EBioMedicine (May 2020)

Dolutegravir plus lamivudine for maintenance of HIV viral suppression in adults with and without historical resistance to lamivudine: 48-week results of a non-randomized, pilot clinical trial (ART-PRO)

  • Rosa De Miguel,
  • David Rial-Crestelo,
  • Lourdes Dominguez-Dominguez,
  • Rocío Montejano,
  • Andrés Esteban-Cantos,
  • Paula Aranguren-Rivas,
  • Natalia Stella-Ascariz,
  • Otilia Bisbal,
  • Laura Bermejo-Plaza,
  • Mónica Garcia-Alvarez,
  • Belén Alejos,
  • Asunción Hernando,
  • Mireia Santacreu-Guerrero,
  • Julen Cadiñanos,
  • Mario Mayoral,
  • Juan Miguel Castro,
  • Victoria Moreno,
  • Luz Martin-Carbonero,
  • Rafael Delgado,
  • Rafael Rubio,
  • Federico Pulido,
  • José Ramón Arribas

Journal volume & issue
Vol. 55

Abstract

Read online

ABSTRACT: Background: We investigated the efficacy of a switch to dolutegravir plus lamivudine in aviremic individuals without evidence of persistent lamivudine resistance-associated mutations in baseline proviral DNA population sequencing. Methods: Open-label, single-arm, 48-week pilot trial. HIV-1 infected adults, naïve to integrase inhibitors, with CD4+ above 350 cell/μL and fewer than 50 HIV-1 RNA copies per mL the year prior to study entry switched to dolutegravir plus lamivudine.
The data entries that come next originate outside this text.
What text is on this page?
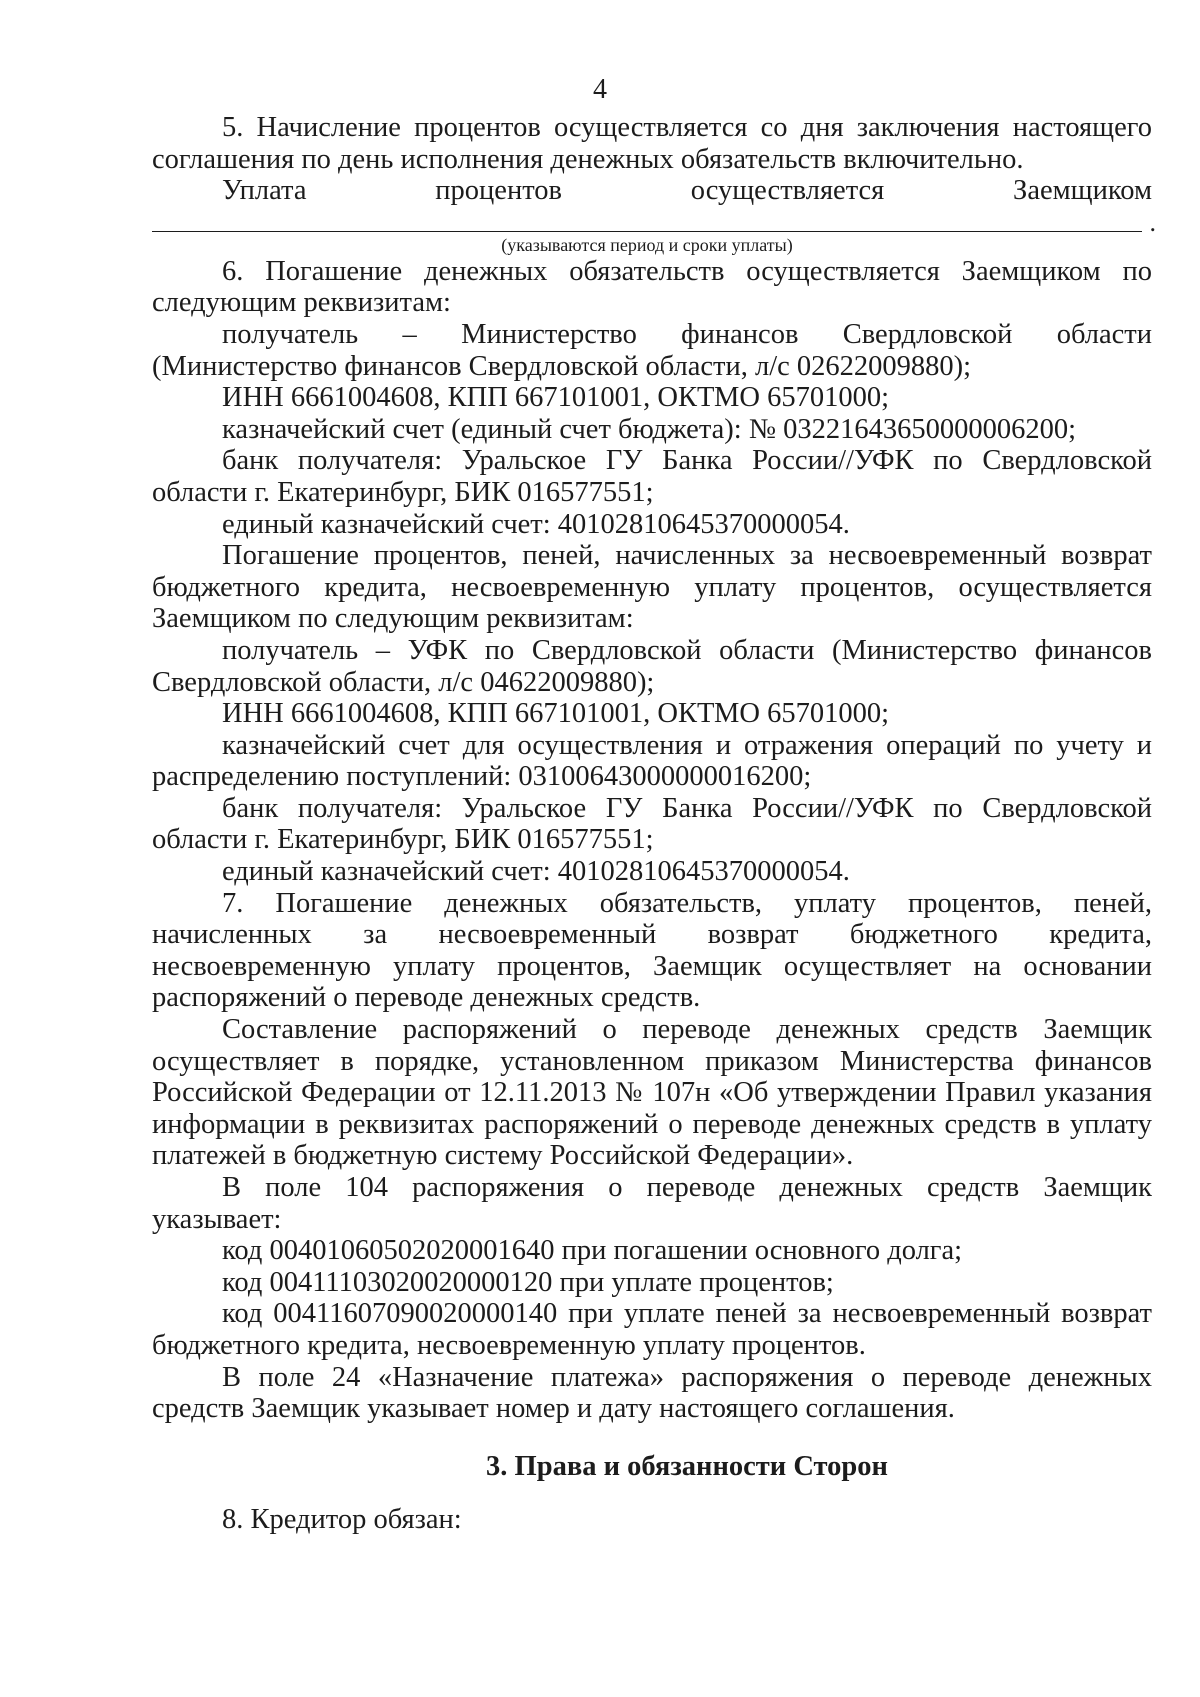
4

5. Начисление процентов осуществляется со дня заключения настоящего соглашения по день исполнения денежных обязательств включительно.

Уплата процентов осуществляется Заемщиком

.

(указываются период и сроки уплаты)

6. Погашение денежных обязательств осуществляется Заемщиком по следующим реквизитам:

получатель – Министерство финансов Свердловской области (Министерство финансов Свердловской области, л/с 02622009880);

ИНН 6661004608, КПП 667101001, ОКТМО 65701000;

казначейский счет (единый счет бюджета): № 03221643650000006200;

банк получателя: Уральское ГУ Банка России//УФК по Свердловской области г. Екатеринбург, БИК 016577551;

единый казначейский счет: 40102810645370000054.

Погашение процентов, пеней, начисленных за несвоевременный возврат бюджетного кредита, несвоевременную уплату процентов, осуществляется Заемщиком по следующим реквизитам:

получатель – УФК по Свердловской области (Министерство финансов Свердловской области, л/с 04622009880);

ИНН 6661004608, КПП 667101001, ОКТМО 65701000;

казначейский счет для осуществления и отражения операций по учету и распределению поступлений: 03100643000000016200;

банк получателя: Уральское ГУ Банка России//УФК по Свердловской области г. Екатеринбург, БИК 016577551;

единый казначейский счет: 40102810645370000054.

7. Погашение денежных обязательств, уплату процентов, пеней, начисленных за несвоевременный возврат бюджетного кредита, несвоевременную уплату процентов, Заемщик осуществляет на основании распоряжений о переводе денежных средств.

Составление распоряжений о переводе денежных средств Заемщик осуществляет в порядке, установленном приказом Министерства финансов Российской Федерации от 12.11.2013 № 107н «Об утверждении Правил указания информации в реквизитах распоряжений о переводе денежных средств в уплату платежей в бюджетную систему Российской Федерации».

В поле 104 распоряжения о переводе денежных средств Заемщик указывает:

код 00401060502020001640 при погашении основного долга;

код 00411103020020000120 при уплате процентов;

код 00411607090020000140 при уплате пеней за несвоевременный возврат бюджетного кредита, несвоевременную уплату процентов.

В поле 24 «Назначение платежа» распоряжения о переводе денежных средств Заемщик указывает номер и дату настоящего соглашения.

3. Права и обязанности Сторон

8. Кредитор обязан:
Participants were excluded if baseline proviral DNA population genotyping detected lamivudine resistance-associated mutations. To detect resistance minority variants, proviral DNA next-generation sequencing was retrospectively performed from baseline samples. Primary efficacy endpoint was proportion of participants with fewer than 50 HIV-1 RNA copies per mL at week 48. Safety and tolerability outcomes were incidence of adverse events and treatment discontinuations. ART-PRO is registered with ClinicalTrials.gov, NCT03539224. Findings: 41 participants switched to dolutegravir plus lamivudine, 21 with lamivudine resistance mutations in historical plasma genotypes. Baseline next-generation sequencing detected lamivudine resistance mutations (M184V/I and/or K65R/E/N) over a 5% threshold in 15/21 (71·4%) and 3/20 (15%) of participants with and without history of lamivudine resistance, respectively. At week 48, 92·7% of participants (38/41) had fewer than 50 HIV-1 RNA copies per mL. There were no cases of virologic failure. Three participants with historical lamivudine resistance were prematurely discontinued from the study (2 protocol violations, one adverse event). Ten participants (4 in the group with historical lamivudine resistance) had a transient viral rebound, all resuppressed on dolutegravir plus lamivudine. There were 28 drug-related adverse events, only one leading to discontinuation. Interpretation: In this pilot trial, dolutegravir plus lamivudine was effective in maintaining virologic control despite past historical lamivudine resistance and presence of archived lamivudine resistance-associated mutations detected by next generation sequencing. Further studies are needed to confirm our results. Funding: Fondo de Investigaciones Sanitarias, Instituto de Salud Carlos III PI16/00837-PI16/00678.